Sebastião Ribeiro Salgado nasceu em 8 de fevereiro de 1944, em Aimorés, Minas Gerais. Ele estudou economia na Universidade de São Paulo, onde concluiu o mestrado em economia em 1968. Foi economista no Ministério das Finanças de 1968 a 1969. Em 1969, Salgado e sua esposa, Lélia Wanick Salgado, mudaram-se para a França, onde ele continuou seus estudos em Paris e recebeu o doutorado em economia. Em 1971, durante uma missão na Ruanda com a Organização Internacional do Café, ele tomou suas primeiras fotografias e logo decidiu ser autodidata no ofício. Em 1973 tornou-se um fotojornalista freelance — profissão em que uma pessoa trabalha de maneira independente.
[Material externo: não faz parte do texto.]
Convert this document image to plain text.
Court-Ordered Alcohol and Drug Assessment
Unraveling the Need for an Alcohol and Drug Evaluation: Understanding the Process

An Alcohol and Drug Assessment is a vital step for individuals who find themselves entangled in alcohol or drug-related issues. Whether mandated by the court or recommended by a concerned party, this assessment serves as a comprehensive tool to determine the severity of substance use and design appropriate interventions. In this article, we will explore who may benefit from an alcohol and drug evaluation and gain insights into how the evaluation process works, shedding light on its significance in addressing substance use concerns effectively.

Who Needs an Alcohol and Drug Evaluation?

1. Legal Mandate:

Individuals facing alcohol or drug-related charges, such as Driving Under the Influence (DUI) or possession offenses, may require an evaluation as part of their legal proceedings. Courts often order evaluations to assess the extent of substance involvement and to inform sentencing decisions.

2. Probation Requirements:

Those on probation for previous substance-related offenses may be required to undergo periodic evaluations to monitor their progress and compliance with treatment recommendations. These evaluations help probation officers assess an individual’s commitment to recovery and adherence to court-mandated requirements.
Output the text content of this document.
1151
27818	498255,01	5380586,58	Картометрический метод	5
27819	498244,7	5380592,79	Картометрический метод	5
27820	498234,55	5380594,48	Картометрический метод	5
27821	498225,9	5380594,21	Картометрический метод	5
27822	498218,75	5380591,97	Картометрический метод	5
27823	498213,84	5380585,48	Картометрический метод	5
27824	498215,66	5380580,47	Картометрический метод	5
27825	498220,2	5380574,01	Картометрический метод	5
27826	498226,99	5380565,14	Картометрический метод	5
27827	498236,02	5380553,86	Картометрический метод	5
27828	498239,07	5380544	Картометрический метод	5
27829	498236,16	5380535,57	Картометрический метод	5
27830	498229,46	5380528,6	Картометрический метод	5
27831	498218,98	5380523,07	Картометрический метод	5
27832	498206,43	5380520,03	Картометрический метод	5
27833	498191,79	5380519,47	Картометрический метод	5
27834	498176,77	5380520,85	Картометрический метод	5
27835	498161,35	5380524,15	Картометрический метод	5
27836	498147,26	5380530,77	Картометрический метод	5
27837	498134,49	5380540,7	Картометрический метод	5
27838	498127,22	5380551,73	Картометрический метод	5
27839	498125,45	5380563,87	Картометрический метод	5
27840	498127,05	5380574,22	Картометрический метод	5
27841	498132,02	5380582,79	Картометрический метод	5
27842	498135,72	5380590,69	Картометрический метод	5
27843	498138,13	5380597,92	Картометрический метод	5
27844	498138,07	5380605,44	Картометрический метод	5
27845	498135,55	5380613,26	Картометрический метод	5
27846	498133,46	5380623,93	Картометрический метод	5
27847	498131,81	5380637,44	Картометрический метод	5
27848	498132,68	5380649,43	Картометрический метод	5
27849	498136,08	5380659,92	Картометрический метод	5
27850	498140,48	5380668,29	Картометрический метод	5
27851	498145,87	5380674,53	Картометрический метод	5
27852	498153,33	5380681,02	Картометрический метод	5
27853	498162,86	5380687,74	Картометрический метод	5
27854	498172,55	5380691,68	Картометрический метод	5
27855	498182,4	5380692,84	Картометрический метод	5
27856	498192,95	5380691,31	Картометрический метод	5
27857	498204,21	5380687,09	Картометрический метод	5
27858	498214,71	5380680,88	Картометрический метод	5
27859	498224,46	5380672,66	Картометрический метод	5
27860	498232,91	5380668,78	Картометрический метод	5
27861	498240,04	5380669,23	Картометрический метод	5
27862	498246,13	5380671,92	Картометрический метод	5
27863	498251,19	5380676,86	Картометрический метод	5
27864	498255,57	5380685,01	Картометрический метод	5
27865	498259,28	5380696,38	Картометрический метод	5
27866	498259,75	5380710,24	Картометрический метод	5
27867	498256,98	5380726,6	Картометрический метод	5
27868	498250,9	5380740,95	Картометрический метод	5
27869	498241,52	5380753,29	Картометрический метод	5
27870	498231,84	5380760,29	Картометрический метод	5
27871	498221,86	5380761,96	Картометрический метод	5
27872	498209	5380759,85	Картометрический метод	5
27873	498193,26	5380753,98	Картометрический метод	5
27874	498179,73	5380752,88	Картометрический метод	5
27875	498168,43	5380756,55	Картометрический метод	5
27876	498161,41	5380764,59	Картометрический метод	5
Durante a década seguinte, Salgado fotografou uma ampla variedade de assuntos, incluindo a fome no Níger e a guerra civil em Moçambique. Em 1979 ele se juntou a importantes agências de fotojornalismo. Em 1981, ganhou destaque nos Estados Unidos com uma fotografia impressionante que capturou a tentativa de assassinato do presidente norte-americano Ronald Reagan. Em meados da década de 1980 Salgado começou a se dedicar a projetos de longo prazo. Ele usou a sua arte como uma forma de contar histórias através de imagens. Nessa época ele também definiu seu estilo: fotografias de grande expressividade e beleza e composições fortes que atribuem nobreza e dignidade aos seus sujeitos (muitas vezes crianças, homens e mulheres despossuídos).

Salgado venceu o prêmio City of Paris/Kodak Award por seu primeiro livro fotográfico, Outras Américas (1986), que é um registro do cotidiano de camponeses latino-americanos. Essa obra foi seguida por Sahel: O homem em pânico (1986), um livro sobre a seca e a fome na região do Sahel, na África, entre 1984 e 1985. Outra obra comovedora e de natureza documental é Um incerto estado de graça (1990), que inclui um grupo notável de fotografias de trabalhadores cobertos de lama na mina de ouro da Serra Pelada, no estado do Pará.

Confirmada a sua reputação como um dos mais importantes fotógrafos contemporâneos, em 1993 Salgado publicou Trabalhadores, um retrato épico da classe trabalhadora. Quatro anos depois, Terra: luta dos sem-terra recebeu enorme aclamação da crítica. Esta coleção de fotografias em preto e branco, tiradas entre 1980 e 1996, documenta a situação dos trabalhadores pobres no Brasil; a obra inclui um prefácio do escritor português José Saramago e um CD com músicas do cantor e compositor brasileiro Chico Buarque. Na década de 1990 o fotógrafo brasileiro registrou o deslocamento de refugiados, retirantes e emigrantes em mais de 35 países, e suas fotografias a partir desse período foram coletadas em Migrações: Humanidade em transição (2000) e Êxodos e crianças (2000).

Em 2004 lançou o projeto Gênesis, composto de imagens sobre comunidades que ainda preservam suas tradições e culturas ancestrais.

Em 2001, Salgado foi nomeado Embaixador de Boa-Vontade pela UNICEF (Organização das Nações Unidas para a Educação, a Ciência e a Cultura). Através de suas imagens, ele continua participando de iniciativas como a reforestação de áreas de Minas Gerais e a erradicação da pólio no mundo. Ele é membro honorário da Academy of Arts and Sciences dos Estados Unidos.

Salgado mora na França, onde gerencia com a esposa sua agência, Imagens da Amazônia. O casal tem dois filhos.